Кузярь не вытерпел и, помогая себе руками, стал рассказывать, из-за чего и как у нас произошла драка. Он загорелся, глаза его вспыхивали возмущением и смехом, а худенькое тело его порывисто бросалось в разные стороны, изображая, как я тузил Шустёнка.
— Как Шустёнок-то начал охалить вас, тут Федяшка и напал на него… «Не моги, — говорит, — Елену Григорьевну бесславить!»
— Ну, Федя!.. Разве так можно?.. — засовестила меня Елена Григорьевна, качая головой. — Надо было пристыдить его, доказать, что он оскорбляет нас, а ты вместо этого полез на товарища с кулаками. А в кулаках ведь правды нет.
— Он — не товарищ мне, — с ненавистью огрызнулся я. — Ежели у него отец сотский да у попа он наушник, так думает, что на него и управы нет? Пускай помнит, что за дурную славу про вас сразу на кулаки напорется.
Елена Григорьевна смотрела на меня с сердитым любопытством и молча прощупывала изумлёнными глазами и голову мою, и лицо, и плечи, словно впервые обнаружила во мне что-то неожиданно новое.
— Бороться за честь и правду — прекрасно. Но нельзя бороться во вред себе и другим.
Она мягко взяла меня за плечи и повернула к себе.
— Ну-ка, взгляни на меня, Федя. — И она тихонько, как будто стыдливо, засмеялась. На её бархатной безрукавке переливался искрами бисер, словно и он смеялся вместе с нею.
Я поднял лицо и храбро уставился на неё, но не утерпел — схватил её бледную руку в синих жилках и приложился к ней щекою.

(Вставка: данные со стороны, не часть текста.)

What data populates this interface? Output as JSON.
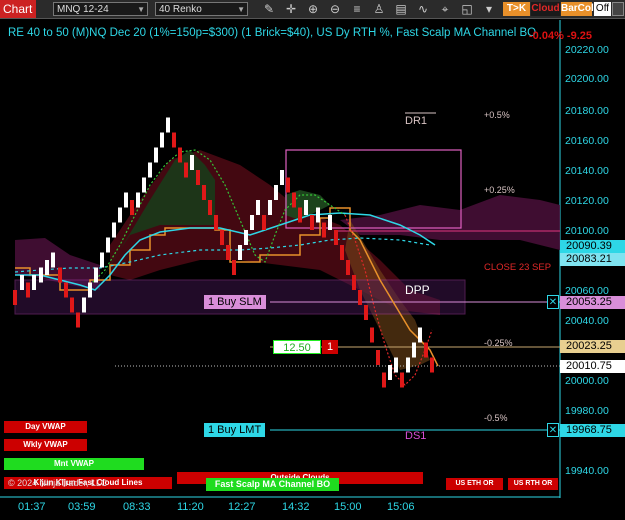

Елена Григорьевна прошла к Шустёнку, строго сказала ему что-то, показывая на сторонних парнишек, взяла его за плечо и повела к школе.
XXXVI
В просторном и светлом классе с географическими картами на белых стенах и такими же картинами, как и у нас в школе, — огнедышащая гора и песчаная пустыня с верблюдами — на партах расселись пошкольно человек тридцать. Перед каждым из нас лежал лист разлинованной бумаги.
К моему удивлению, рядом со мной сел Шустёнок, умытый и причёсанный. Я забунтовал и толчками сбросил его с парты. Он заскулил и трусливо попятился назад.